Lebanon’s mass non-partisan protests against the ruling elite — whom protesters accuse of corruption, and whose overthrow they are demanding — could bring the economically embattled country to its knees; but not before breaking the sectarian-based political system.
A proposed tax on internet calls was the trigger that brought years of economic suffering, corrupt capitalist structure that served the interests of sectarian overlords, failing public services and rising cost of living to a climax. One thing is for sure no matter the outcome; the status quo is no longer tenable.
The protests, which took a violent turn in the beginning, soon turned into a colourful democratic parade — unlike what we saw in Sudan or Iraq in recent weeks and months. But the resounding message was the same: The people’s “soft power” trumps the state’s heavy-handed measures anytime. This is the new phenomenon that is the harbinger of things to come.

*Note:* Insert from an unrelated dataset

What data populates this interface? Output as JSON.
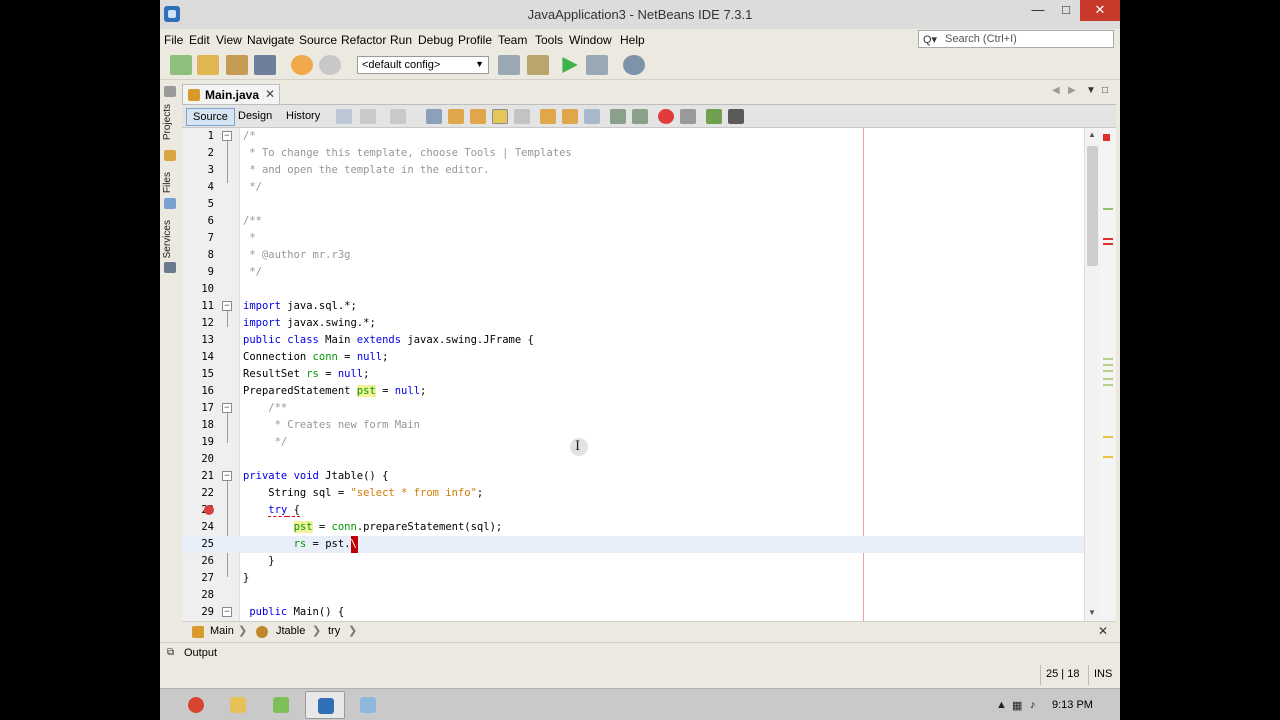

At the heart of economically driven movements is the utter failure of patriarchal regimes that are disconnected from the socioeconomic realities of their people. Whether it is the rule of one strong man or self-serving cliques — or a combination of both; the social and economic dynamics are changing: Lebanon presents an interesting case study.
The so-called rentier state; dictating a relationship of trickle down benefits, or handouts, to social, religious or ethnic groups in exchange for loyalty, no longer works. Thus the old symbiotic deal is failing. There is no real separation of powers, no parliamentary oversight and limited freedom of expression. It was striking that protests in Sudan, Algeria, Iraq and Lebanon were driven by leaderless and disenfranchised youth away from partisan or sectarian allegiances. With youth, between the ages of 15 and 29, making up more than 32 per cent, or 100 million, of the total Arab population, it is no wonder that they are today the main powerhouse of apolitical movements.
Dividing the loot
The path for change is not easy. In the case of Lebanon and Iraq the ethno-confessional system has reached its limits. It can no longer sustain itself and all it did over the past decades is to create a corrupt political class that, while exhibiting sectarian chauvinism, is willing to work with rivals to remain in power while dividing the loot.
Both in Iraq and Lebanon we have seen young Shiites rebel against religious and political symbols in the heartland — Basra in Iraq’s case and Nabatieh, Sydon and Tyre in Lebanon’s case. In Beirut, protesters called for the overthrow of the entire ruling clique. No one was spared including Hezbollah’s leader Hassan Nasrallah and Amal’s chief Nabih Berri. There is a wide generational gap that many Arab leaders — typical of patriarchal regime — have failed to understand. In a desperate attempt to undercut people’s soft power, the authorities’ first reaction against protests is almost always to use force. That happened in Sudan and Iraq. Failing to achieve that goal, the second option would be to cut off the internet — a move so desperate that it underlines utter failure by governments, or ruling elite — to listen to the people’s message.
The new form of largely peaceful protests that we have seen in Lebanon presents a refined form of economically driven protestations by various social and economic classes that feel deprived, ignored and disenfranchised. While the demands focus on economic hardships — right to employment, public services, pensions health care and such — they cannot be achieved without structural political reforms.
This is the challenge facing countries like Iraq, Algeria and Lebanon today. The need to move towards a civil state has never been so urgent. The end of the rentier state can only pave the way for a new social and political contract. This region must find other alternatives to sectarian based rule, the rule of the generals or the strongman rule.
Lebanon continues to inspire millions. But what has happened in Tunis and Sudan and what could end up happening in Algeria, Iraq and Lebanon is by no way an aberration. In fact it is the only way forward for a region that has seen more than a fair share of sectarian wars and military usurpation of power.
Osama Al Sharif is a journalist and political analyst based in Amman.